Но как объяснить Алисдеру, что для нее он представляет меньшую опасность, нежели Беннет?

– Наверное, я не способна заботиться о себе.

Ответ был далеко не полный, но Алисдер не стал настаивать. «Ключиком к душе Джудит является умение ждать», – подумал Алисдер. Он узнавал о ее прошлом маленькими обрывками, да и те приходилось вытаскивать из нее едва ли не силой.

– А твой деверь? Разве он не в состоянии позаботиться о тебе?

Вопрос, вполне естественный и заданный ровным голосом, испугал Джудит: не прочитал ли муж ее невысказанные мысли?

– Он мне не нравится.

Лучше всего недоговаривать. Если приукрасить действительность, рано или поздно попадешься на лжи. Она не расскажет ему ни о Беннете, ни о своей жизни. Пусть эти тайны останутся в ней. Иначе она обречет себя на чистилище при жизни на земле. Хватит и того, что ей уже уготована дорога в ад.

Алисдер внимательно наблюдал за ней. Глаза Джудит стали пустыми. Точно такой же вид был у нее, когда она ожидала, что он ее накажет. Здесь есть какая-то тайна… Алисдер не собирался отступать. Благодаря англичанам теперь у него много времени, чтобы разгадать загадку Джудит.

Алисдер отступил в сторону, пропуская жену через входную бронзовую дверь. Они молча прошли на кухню, где он поставил корзину с яйцами на большой дубовый стол. Алисдер улыбнулся бабушке и обернулся к жене. Без видимых усилий он подхватил ее, одной рукой поддерживая под коленками, а другой – вокруг плеч, и стал медленно подниматься по лестнице в свою комнату. Джудит подумала, что точно так же он переносит овец – осторожно, но с упрямой настойчивостью.

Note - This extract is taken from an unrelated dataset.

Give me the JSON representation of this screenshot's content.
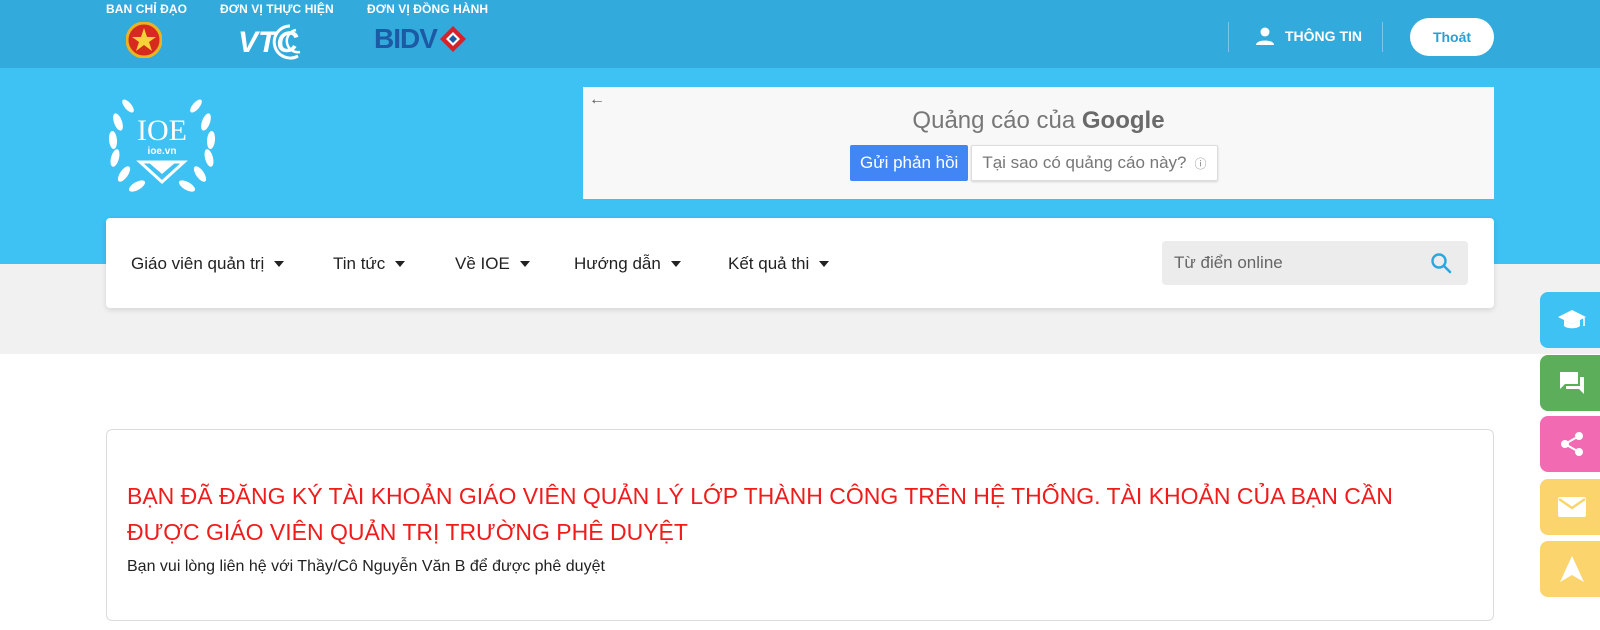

– Сейчас же день, Маклеод. – Она напомнила ему об этом совершенно равнодушно. Разве она не ожидала этого мгновения с тех пор, как он спас ее от Беннета? Вот цена, которую ей придется заплатить за то, чтобы их брак не распался.

– И то правда, – отозвался Алисдер, словно только сейчас заметил, что солнце стоит высоко в небе.

– У меня полно дел.

– Разумеется. И главное из них – слушаться мужа. – Губы его дрогнули.

– Что я должна выполнить? – Голос ее прозвучал тихо и сосредоточенно.

Алисдер отлично видел страх, написанный на ее лице, – глаза Джудит сразу расширились и потемнели, как море. Она судорожно сжала пальцами рубашку на его груди.

– Сейчас? Для начала перестань сопротивляться.

Она повернула голову в сторону, оторвав щеку от его теплой груди, и уставилась в потолок.

Яркий солнечный свет заливал комнату через высокие стрельчатые окна, и именно к окнам поспешила Джудит, как только Алисдер опустил ее на ноги. Полной грудью она вдохнула пряный морской запах, который приносил с собой ветер с моря.

– Неужели тебе никогда не бывает холодно зимой, Маклеод? – спросила она, испытывая неловкость от затянувшегося молчания. Она старалась отложить то неизбежное, что должно было произойти между ними. В последнее время в ее отношении к Алисдеру Маклеоду произошел очевидный сдвиг, появились какая-то теплота, уважение, которого она не испытывала еще ни к одному мужчине. Это чувство было ценно для Джудит, и она стремилась сохранить его как можно дольше, уберечь хоть на какое-то время, прежде чем оно будет безвозвратно разрушено.

– Зимой я никогда не ночую здесь, – спокойно отозвался Алисдер.

Она посмотрела на него, едва заметно нахмурившись. А он готов отдать половину своих овец за одну ее улыбку, за то, чтобы она вот так стояла у окна, а солнце играло в ее волосах!

Комната была хозяйской, а до гибели отца и брата Алисдер являлся младшим сыном. Джудит пожалела, что задала вопрос.

– Зимой я ночую в комнате Айана, Джудит, по крайней мере ночевал там, пока у меня не появилась мягкая, теплая жена, с которой уже не будет так холодно.

Он приблизился к ней, медленно повернул ее лицом к себе и принялся расшнуровывать платье. Джудит не шевелилась, просто стояла, закрыв глаза. Он улыбнулся бесконечно нежно, но она не увидела этой улыбки…

Как здорово будет сорвать это безобразное платье с ее тела, но тогда она останется в уродливом нижнем белье, которое совсем не украшает ее. Алисдер мечтал иметь хоть немного лишних денег, чтобы купить Джудит красивые вещи, шляпку, которая подчеркивала бы цвет глаз и оттеняла необычный цвет волос, прелестное платье, которое не затягивало бы так грудь. Алисдер очень хотел побаловать жену: он справедливо подозревал, что такое обращение ей незнакомо.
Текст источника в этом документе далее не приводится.